To istotne, bo sprzęt towarzyszący przy tak ostatnio modnym wychodzeniu „ze strefy własnego komfortu” wcale nie musi i nie powinien być niewygodny. NAO RL jest zbudowana podobnie co jej poprzedniczka NAO+, ale z istotną różnicą. Przede wszystkim waży 145 gramów (ewenement na rynku wśród czołówek o podobnych osiągach) i jest perfekcyjnie wyważona. Brak tu uczucia ucisku czoła plastikowymi częściami. Całość zbudowana jest na gumkach, które da się sprawnie wyregulować nie tylko na głowie, ale też kaskach. Zakładałem ją na trzy kaski narciarskie i dwa rowerowe bez zarzutu. To samo dotyczy przedniej lampy. Jej zakres regulacji jest duży i płynny. Do łatwości korzystania trzeba dodać tylko dwa przyciski. Jeden z tyłu na akumulatorze włącza tylne, czerwone światło oraz pokazuje stan baterii: pięć wskaźników, każdy pokazujący 20% stanu naładowania. Drugi przycisk znajduje się pod główną lampą, wystarczająco duży, by trafić na niego w ruchu i średniej grubości rękawiczce służy do włączenia światła i zmiany programów po jednym kliku. Dłuższe przetrzymanie zmienia tryb z docelowego RL na światło stałe na tym samym programie, a przyciśnięcie go przez pięć sekund blokuje czołówkę przed przypadkowym włączeniem. Proste.

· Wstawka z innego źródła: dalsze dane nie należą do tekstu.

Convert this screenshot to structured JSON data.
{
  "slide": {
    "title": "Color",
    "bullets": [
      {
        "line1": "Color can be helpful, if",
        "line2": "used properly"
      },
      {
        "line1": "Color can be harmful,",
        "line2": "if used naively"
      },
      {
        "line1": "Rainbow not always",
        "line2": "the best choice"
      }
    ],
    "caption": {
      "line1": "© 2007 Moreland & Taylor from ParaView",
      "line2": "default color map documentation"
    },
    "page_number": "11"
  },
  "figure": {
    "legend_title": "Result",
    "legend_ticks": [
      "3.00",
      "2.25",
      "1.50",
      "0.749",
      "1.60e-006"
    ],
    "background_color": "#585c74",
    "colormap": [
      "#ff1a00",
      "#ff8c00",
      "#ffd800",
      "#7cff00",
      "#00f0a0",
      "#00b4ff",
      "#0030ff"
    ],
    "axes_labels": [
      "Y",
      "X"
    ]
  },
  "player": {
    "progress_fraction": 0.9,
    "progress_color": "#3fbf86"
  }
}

zdjęcie: Materiały Petzl / François D'Haene

Mówiąc dalej o baterii, trzeba oczywiście wspomnieć o ładowaniu, bo tu Petzl też przyszykował atrakcję. Jej pojemność to 3200mAh ładowana i podłączona do lampy przez USB-C. Dzięki temu sama bateria może posłużyć jako awaryjny powerbank do naładowania zegarka lub telefonu. Działa to też w drugą stronę, czyli przy wyczerpaniu baterii czołówkę można podłączyć za pomocą zwykłej przedłużki do zewnętrznego powerbanka (w standardzie USB do doczytania w instrukcji). Nie zadziała wtedy tylne, czerwone światło i oraz tryb RL, ale w sytuacji awaryjnej będziemy mieli światło. Łączny czas ładowania akumulatora to lekko ponad trzy godziny. Istnieje możliwość dokupienia samego akumulatora w cenie 319 zł. Gdyby tego było mało, to cały zestaw przychodzi ze specjalnym pokrowcem, który rozprasza światło i z zapaloną czołówką działa jak… lampka. Cały zestaw sygnowany jest klasą wodoszczelności IPX4.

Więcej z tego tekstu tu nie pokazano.